Pourquoi faire une exception et calmer son ire ? Simplement parce qu’il s’agit d’un des films les plus radicaux et les plus bouleversants réalisés sur l’amour et la mort. Inspiré d’un fait réel, comme pratiquement tous les films de René Féret depuis quelques années, le scénario ne peut laisser personne indifférent. Dédié à la nièce du narrateur et à son compagnon, ce film raconte donc une histoire vraie qui ne peut que nous bouleverser, d’autant qu’il est magnifiquement interprété par les deux protagonistes principaux à la fois sobres, graves et débordants de vouloir vivre. Ce n’est pas facile, on le sait, de reconstituer le réel, et c’est encore plus malaisé de montrer la douleur, la maladie et la mort sans sombrer dans le pathos ou le mélo.

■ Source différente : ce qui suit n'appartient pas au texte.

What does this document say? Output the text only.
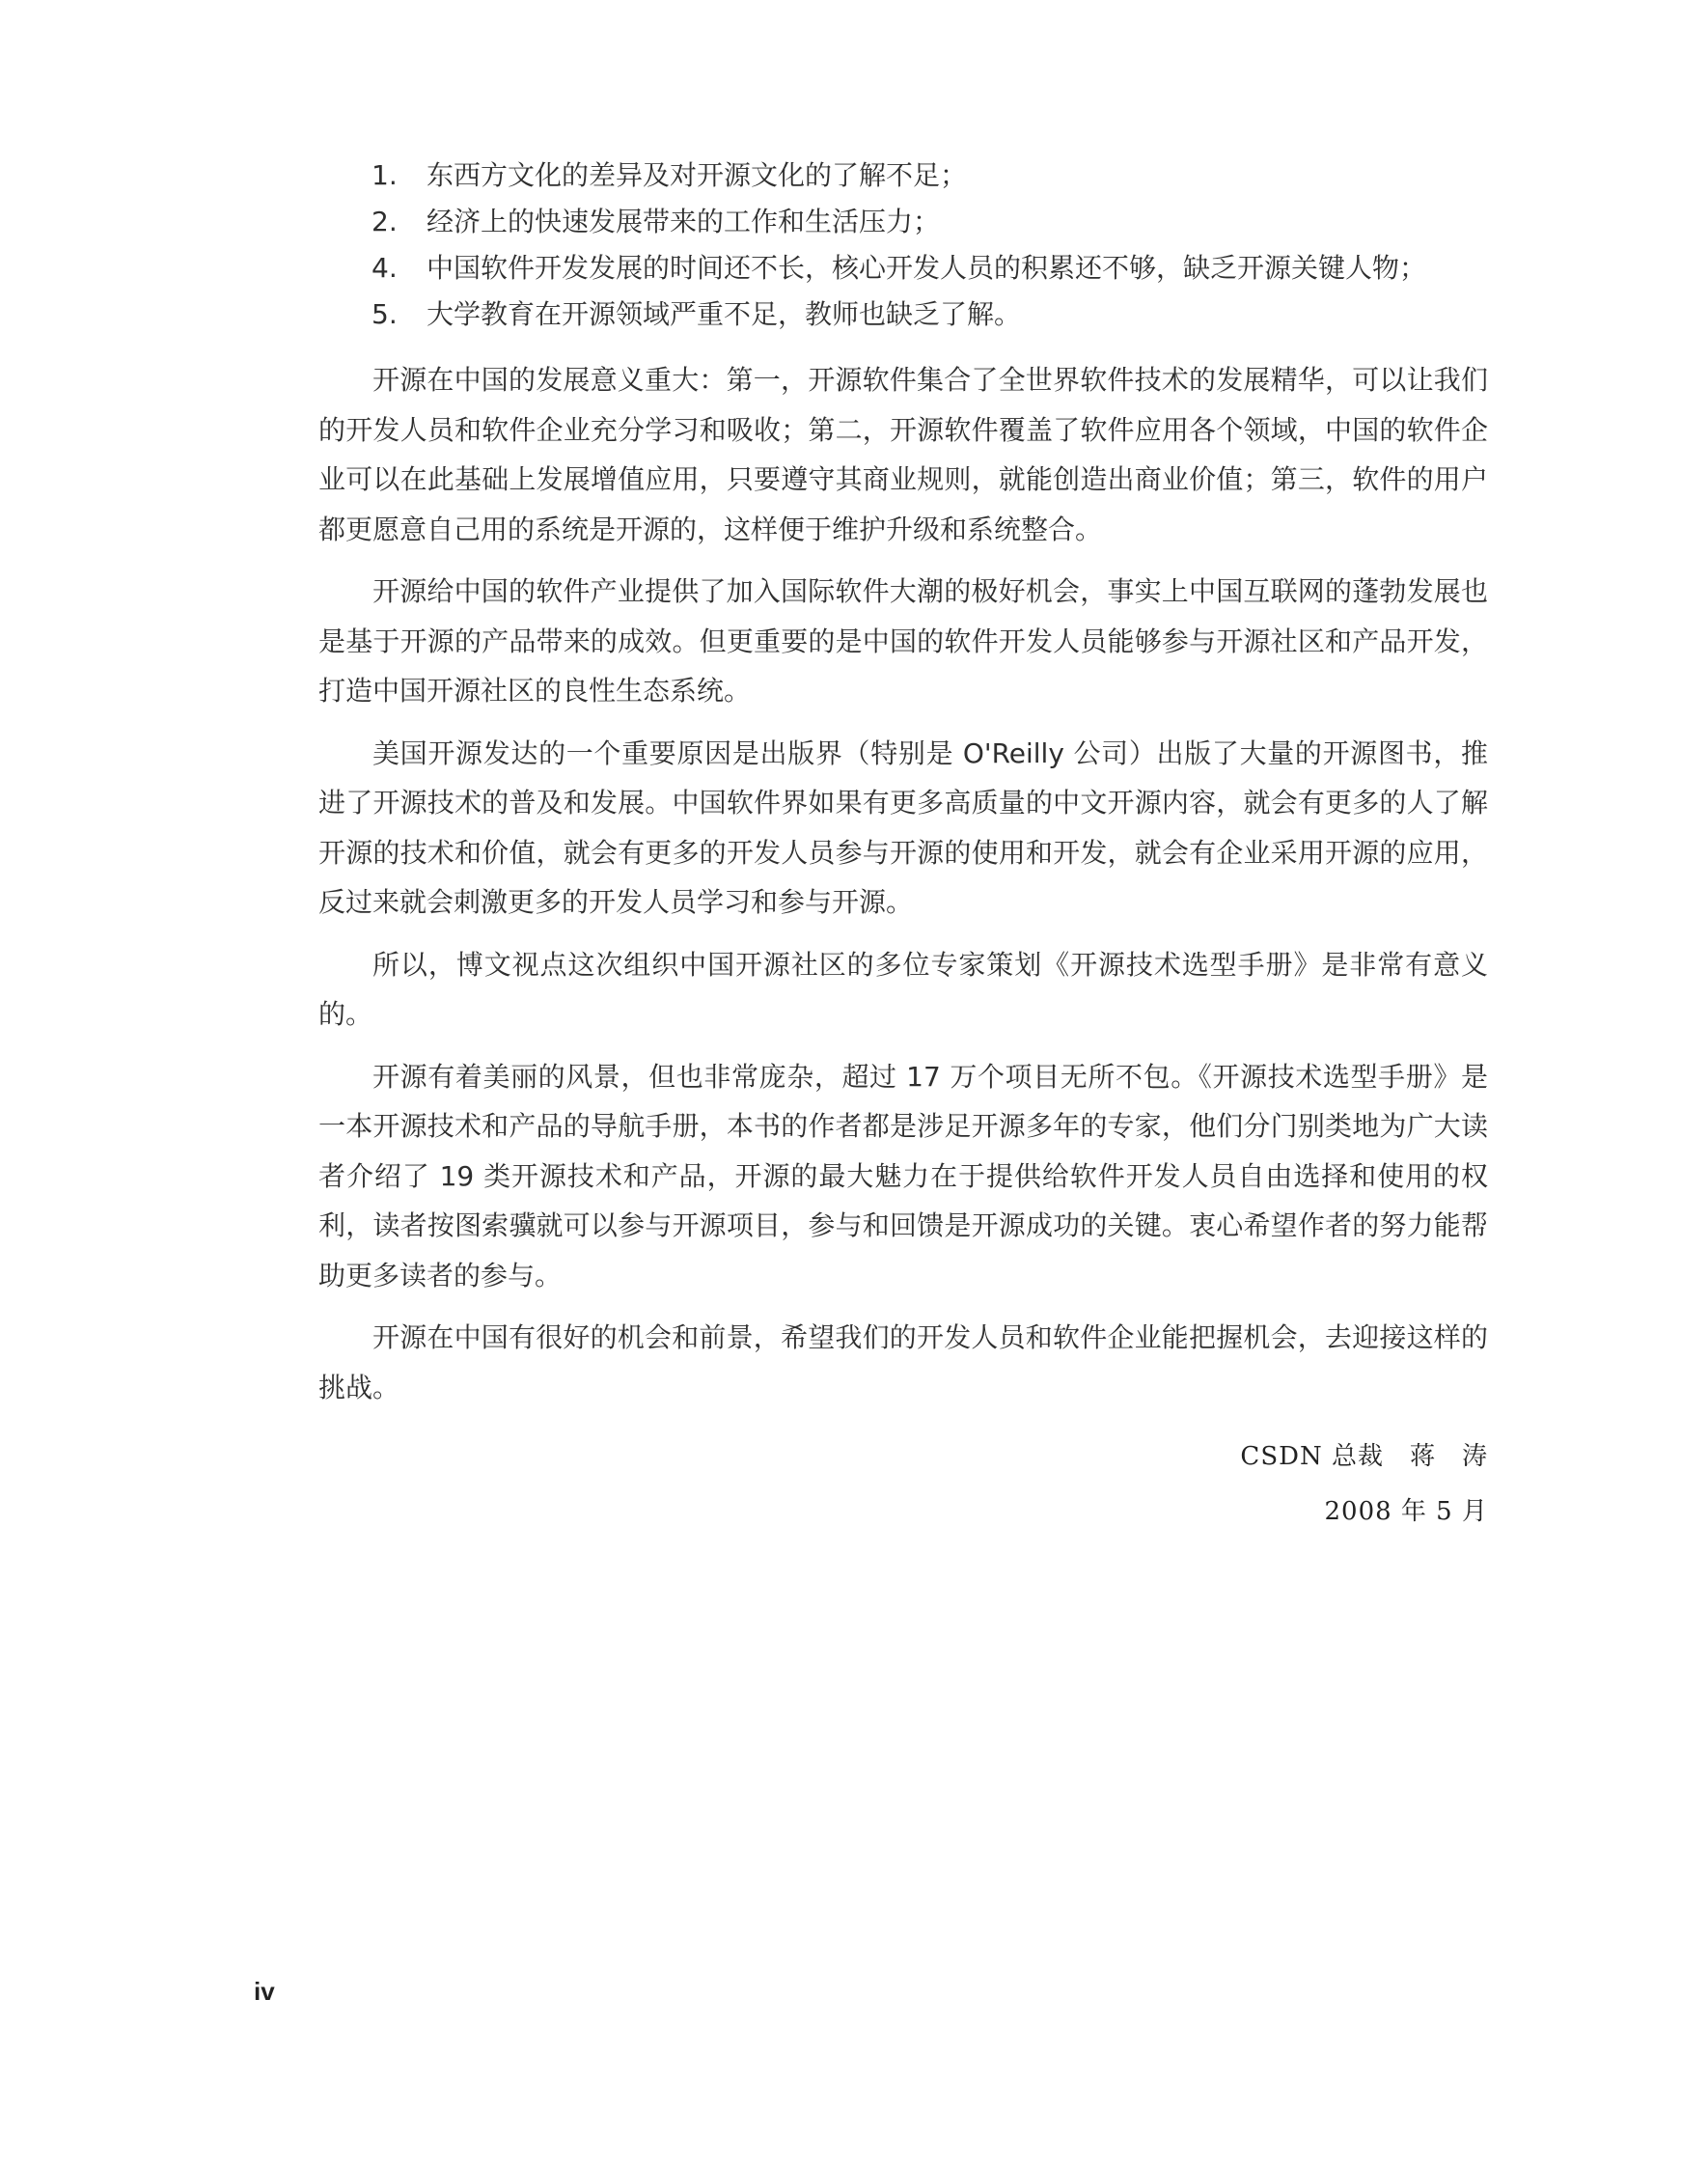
1.	东西方文化的差异及对开源文化的了解不足；
2.	经济上的快速发展带来的工作和生活压力；
4.	中国软件开发发展的时间还不长，核心开发人员的积累还不够，缺乏开源关键人物；
5.	大学教育在开源领域严重不足，教师也缺乏了解。

开源在中国的发展意义重大：第一，开源软件集合了全世界软件技术的发展精华，可以让我们的开发人员和软件企业充分学习和吸收；第二，开源软件覆盖了软件应用各个领域，中国的软件企业可以在此基础上发展增值应用，只要遵守其商业规则，就能创造出商业价值；第三，软件的用户都更愿意自己用的系统是开源的，这样便于维护升级和系统整合。

开源给中国的软件产业提供了加入国际软件大潮的极好机会，事实上中国互联网的蓬勃发展也是基于开源的产品带来的成效。但更重要的是中国的软件开发人员能够参与开源社区和产品开发，打造中国开源社区的良性生态系统。

美国开源发达的一个重要原因是出版界（特别是 O'Reilly 公司）出版了大量的开源图书，推进了开源技术的普及和发展。中国软件界如果有更多高质量的中文开源内容，就会有更多的人了解开源的技术和价值，就会有更多的开发人员参与开源的使用和开发，就会有企业采用开源的应用，反过来就会刺激更多的开发人员学习和参与开源。

所以，博文视点这次组织中国开源社区的多位专家策划《开源技术选型手册》是非常有意义的。

开源有着美丽的风景，但也非常庞杂，超过 17 万个项目无所不包。《开源技术选型手册》是一本开源技术和产品的导航手册，本书的作者都是涉足开源多年的专家，他们分门别类地为广大读者介绍了 19 类开源技术和产品，开源的最大魅力在于提供给软件开发人员自由选择和使用的权利，读者按图索骥就可以参与开源项目，参与和回馈是开源成功的关键。衷心希望作者的努力能帮助更多读者的参与。

开源在中国有很好的机会和前景，希望我们的开发人员和软件企业能把握机会，去迎接这样的挑战。

CSDN 总裁　蒋　涛
2008 年 5 月
iv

Jouant sans cesse sur ces limites, René Féret réussit l’exploit de nous émouvoir sans forcer la note, tout en demeurant à la fois réaliste et poétique. Durant une heure et demie, le spectateur a l’impression suffocante d’être lui-même entraîné dans cette catastrophe, parce que c’est de cela qu’il s’agit quand, chez un tout jeune couple, vient s’installer la maladie et son implacable évolution. Comment réagit alors celui des deux qui est en bonne santé ? Comment se comportent les parents ? Et les amis qui ne viennent plus vous voir parce qu’ils ont peur et culpabilisent ? Tout cela, et bien d’autres aspects encore comme la vie au quotidien et l’espoir qui ne doit pourtant pas vous quitter, est tellement bien rendu qu’à la fin les spectateurs, sur un Stabat Mater qui conclut le film, ne peuvent plus bouger de leurs sièges, comme s’ils étaient eux aussi au crématorium du Père Lachaise. Et on ne peut ainsi que se projeter dans cette série de causes et d’effets quand on a connu quelqu’un de gravement malade.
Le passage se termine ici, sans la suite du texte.